Theo made a noise of surprise. “A real Lachrima?”
Sophia remembered what she had heard Mrs. Clay saying to Shadrack, on the day parliament had closed the borders, and she asked the question she had been unable to ask then. “What’s a Lachrima?’
“I’ve never seen one,” Theo said. “They’re supposed to be horrible.”
The housekeeper nodded sadly. “They are. No one knows what the Lachrima are or where they come from. Some believe they are spirits. Others believe they are creatures from a terrible future Age. There are so many stories about them that it’s hard to know which are true. All I know is what I heard—and saw.”
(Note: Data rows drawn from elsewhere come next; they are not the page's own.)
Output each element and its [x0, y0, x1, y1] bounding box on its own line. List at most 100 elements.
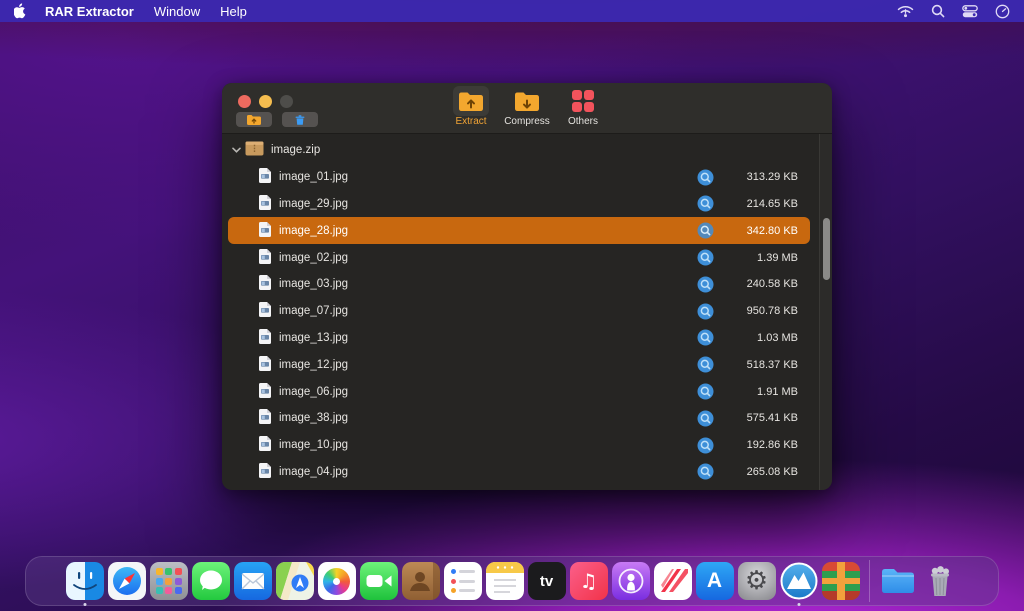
app-store-a-glyph: A [707, 569, 722, 593]
list-item[interactable]: image_12.jpg 518.37 KB [222, 351, 832, 378]
quick-look-icon[interactable] [697, 356, 714, 373]
window-titlebar[interactable]: Extract Compress Others [222, 83, 832, 134]
chevron-down-icon[interactable] [232, 147, 241, 153]
list-item[interactable]: image_38.jpg 575.41 KB [222, 405, 832, 432]
apple-menu-icon[interactable] [14, 3, 27, 19]
dock-item-rar-extractor[interactable] [780, 562, 818, 600]
file-size: 313.29 KB [728, 171, 798, 183]
quick-look-icon[interactable] [697, 383, 714, 400]
dock-item-podcasts[interactable] [612, 562, 650, 600]
list-item[interactable]: image_29.jpg 214.65 KB [222, 191, 832, 218]
file-name: image_03.jpg [279, 278, 348, 290]
tab-others-label: Others [568, 116, 598, 127]
clock-icon[interactable] [995, 4, 1010, 19]
toolbar-segments: Extract Compress Others [446, 86, 608, 127]
running-indicator [797, 603, 800, 606]
zip-archive-icon [245, 141, 264, 159]
list-item[interactable]: image_02.jpg 1.39 MB [222, 244, 832, 271]
archive-row[interactable]: image.zip [222, 137, 832, 164]
file-size: 342.80 KB [728, 225, 798, 237]
jpg-file-icon [258, 167, 272, 187]
dock-item-news[interactable] [654, 562, 692, 600]
file-size: 950.78 KB [728, 305, 798, 317]
folder-down-icon [509, 86, 545, 116]
quick-look-icon[interactable] [697, 437, 714, 454]
quick-look-icon[interactable] [697, 329, 714, 346]
quick-look-icon[interactable] [697, 195, 714, 212]
scrollbar-thumb[interactable] [823, 218, 830, 280]
file-size: 518.37 KB [728, 359, 798, 371]
list-item[interactable]: image_03.jpg 240.58 KB [222, 271, 832, 298]
dock-item-maps[interactable] [276, 562, 314, 600]
tab-compress[interactable]: Compress [502, 86, 552, 127]
list-item[interactable]: image_07.jpg 950.78 KB [222, 298, 832, 325]
traffic-lights [238, 95, 293, 108]
photos-pinwheel-icon [323, 568, 350, 595]
file-size: 214.65 KB [728, 198, 798, 210]
dock-item-system-preferences[interactable]: ⚙ [738, 562, 776, 600]
dock-divider [869, 560, 870, 602]
dock-item-launchpad[interactable] [150, 562, 188, 600]
scrollbar-track[interactable] [819, 134, 832, 490]
close-button[interactable] [238, 95, 251, 108]
list-item[interactable]: image_04.jpg 265.08 KB [222, 459, 832, 486]
jpg-file-icon [258, 274, 272, 294]
list-item[interactable]: image_06.jpg 1.91 MB [222, 378, 832, 405]
dock-item-finder[interactable] [66, 562, 104, 600]
dock-item-archiver-utility[interactable] [822, 562, 860, 600]
file-name: image_38.jpg [279, 412, 348, 424]
file-name: image_01.jpg [279, 171, 348, 183]
dock-item-safari[interactable] [108, 562, 146, 600]
file-size: 240.58 KB [728, 278, 798, 290]
extract-folder-button[interactable] [236, 112, 272, 127]
file-name: image_28.jpg [279, 225, 348, 237]
quick-look-icon[interactable] [697, 463, 714, 480]
dock-item-reminders[interactable] [444, 562, 482, 600]
launchpad-grid-icon [156, 568, 182, 594]
list-item[interactable]: image_01.jpg 313.29 KB [222, 164, 832, 191]
dock-item-mail[interactable] [234, 562, 272, 600]
quick-look-icon[interactable] [697, 303, 714, 320]
jpg-file-icon [258, 328, 272, 348]
red-grid-icon [565, 86, 601, 116]
file-size: 1.91 MB [728, 386, 798, 398]
running-indicator [83, 603, 86, 606]
list-item[interactable]: image_13.jpg 1.03 MB [222, 325, 832, 352]
dock-item-trash[interactable] [921, 562, 959, 600]
wifi-icon[interactable] [897, 5, 914, 18]
trash-button[interactable] [282, 112, 318, 127]
music-note-glyph: ♫ [580, 569, 598, 593]
tab-extract[interactable]: Extract [446, 86, 496, 127]
jpg-file-icon [258, 382, 272, 402]
jpg-file-icon [258, 301, 272, 321]
jpg-file-icon [258, 194, 272, 214]
spotlight-search-icon[interactable] [931, 4, 945, 18]
dock-item-notes[interactable] [486, 562, 524, 600]
quick-look-icon[interactable] [697, 276, 714, 293]
quick-look-icon[interactable] [697, 249, 714, 266]
list-item[interactable]: image_10.jpg 192.86 KB [222, 432, 832, 459]
tab-compress-label: Compress [504, 116, 550, 127]
dock-item-photos[interactable] [318, 562, 356, 600]
dock-item-messages[interactable] [192, 562, 230, 600]
reminders-lines-icon [451, 569, 475, 593]
control-center-icon[interactable] [962, 5, 978, 18]
dock-item-tv[interactable]: tv [528, 562, 566, 600]
dock-item-facetime[interactable] [360, 562, 398, 600]
list-item-selected[interactable]: image_28.jpg 342.80 KB [228, 217, 810, 244]
file-name: image_10.jpg [279, 439, 348, 451]
quick-look-icon[interactable] [697, 410, 714, 427]
dock-item-downloads-folder[interactable] [879, 562, 917, 600]
menu-help[interactable]: Help [220, 4, 247, 19]
quick-look-icon[interactable] [697, 222, 714, 239]
tab-others[interactable]: Others [558, 86, 608, 127]
dock-item-contacts[interactable] [402, 562, 440, 600]
dock-item-music[interactable]: ♫ [570, 562, 608, 600]
minimize-button[interactable] [259, 95, 272, 108]
quick-look-icon[interactable] [697, 169, 714, 186]
menu-app-name[interactable]: RAR Extractor [45, 4, 134, 19]
dock-item-app-store[interactable]: A [696, 562, 734, 600]
dock: tv ♫ A ⚙ [25, 556, 999, 606]
file-name: image_02.jpg [279, 252, 348, 264]
menu-window[interactable]: Window [154, 4, 200, 19]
“You saw it?” Theo asked breathlessly.
“For several weeks, the professors at the academy put up with it very kindly, insisting that the presence of the Lachrima was no fault of mine. But the truth is that everyone—not just me—found it unbearable. Imagine what it is like to hear the sound of weeping all the time—even when you are trying to sleep. Imagine feeling that burden of inexplicable, inconsolable grief. For the sake of the others, I shut myself up in my room, thinking that, if I simply waited, the Lachrima would tire of following me and go on its way.